In Jeremiah 7v8-15 he calls the people to go visit Shiloh and see what God did to a complacent people who treated him with contempt and led double lives full of idolatry, adultery, murder and perjury yet sure they could come and worship and be safe. God will do the same again in destroying the temple and taking his people into exile.
As human beings we’ve an amazing ability to make the extraordinary, ordinary. To stop being wowed. We do it with our bodies. It takes an amazing number of systems to work correctly for our body to be able to do everyday tasks. But we just do them and take it for granted. We do it with the world around us, with orbits and gravity and water cycles and the way things grow and so on. We do it with relationships.

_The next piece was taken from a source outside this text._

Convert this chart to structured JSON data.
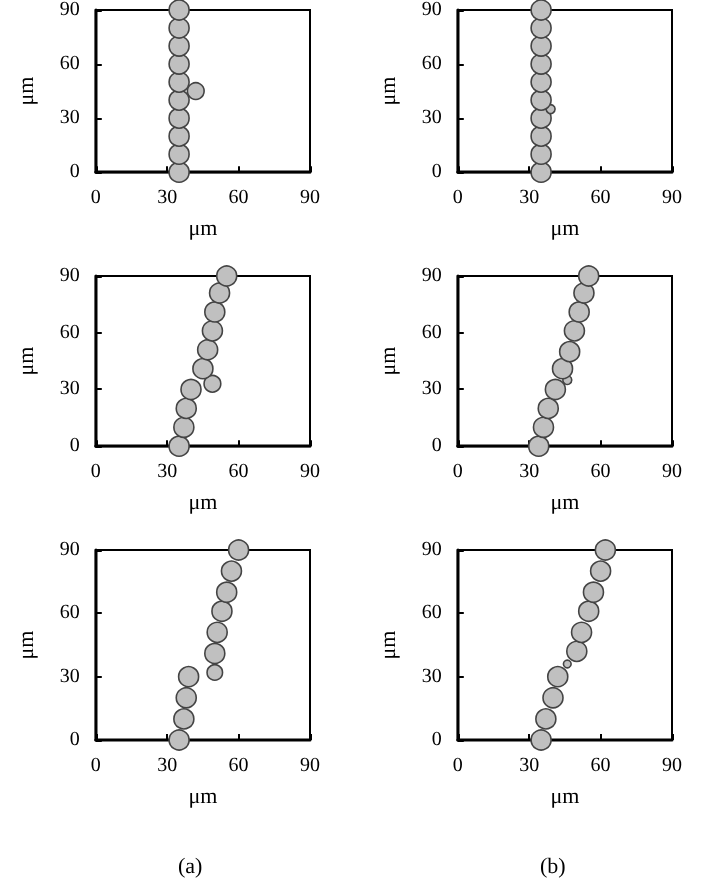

Tragically we do it with God, what was mind-blowingly amazing – that God would set his love on us and send his Son, who willingly became a man, live a perfect life, and compelled by love died on a cross to pay the penalty for our sin and save us from a lost eternity, freeing us from slavery to sin to be his very own, redeemed for his spirit filled purposes as a citizens of his kingdom and member of his family, can just become ordinary. So ordinary we miss the wonder of it every day and every minute of every day. That’s what we drift from, wonder and praise!
We miss the glory of God all around us in creation, in one another redeemed and repurposed, in the kingdom we are called to seek. We treat gathering with God’s people as just coming to church. We treat glorious things as mundane again and again. This chapter shows us the danger of that.
Twice God has warned Eli of the consequences of his sons treating him with contempt and Eli’s honouring his sons more than he honoured God. Twice he’s warned him they’d die on the same day. Now as blind Eli sits beside the road awaiting news “his heart feared for the ark of God.” Eli sits with his heart trembling. He knows God keeps his word, he knows his sons have sinned, but he hasn’t repented, and he knows God will not allow his glory to be diminished by his people.
When Eli hears the news of the ark of the covenant being lost (14-18)he falls back off his chair, breaks his neck and dies. The lesson isn’t your teacher was right, rocking on your chair can be dangerous.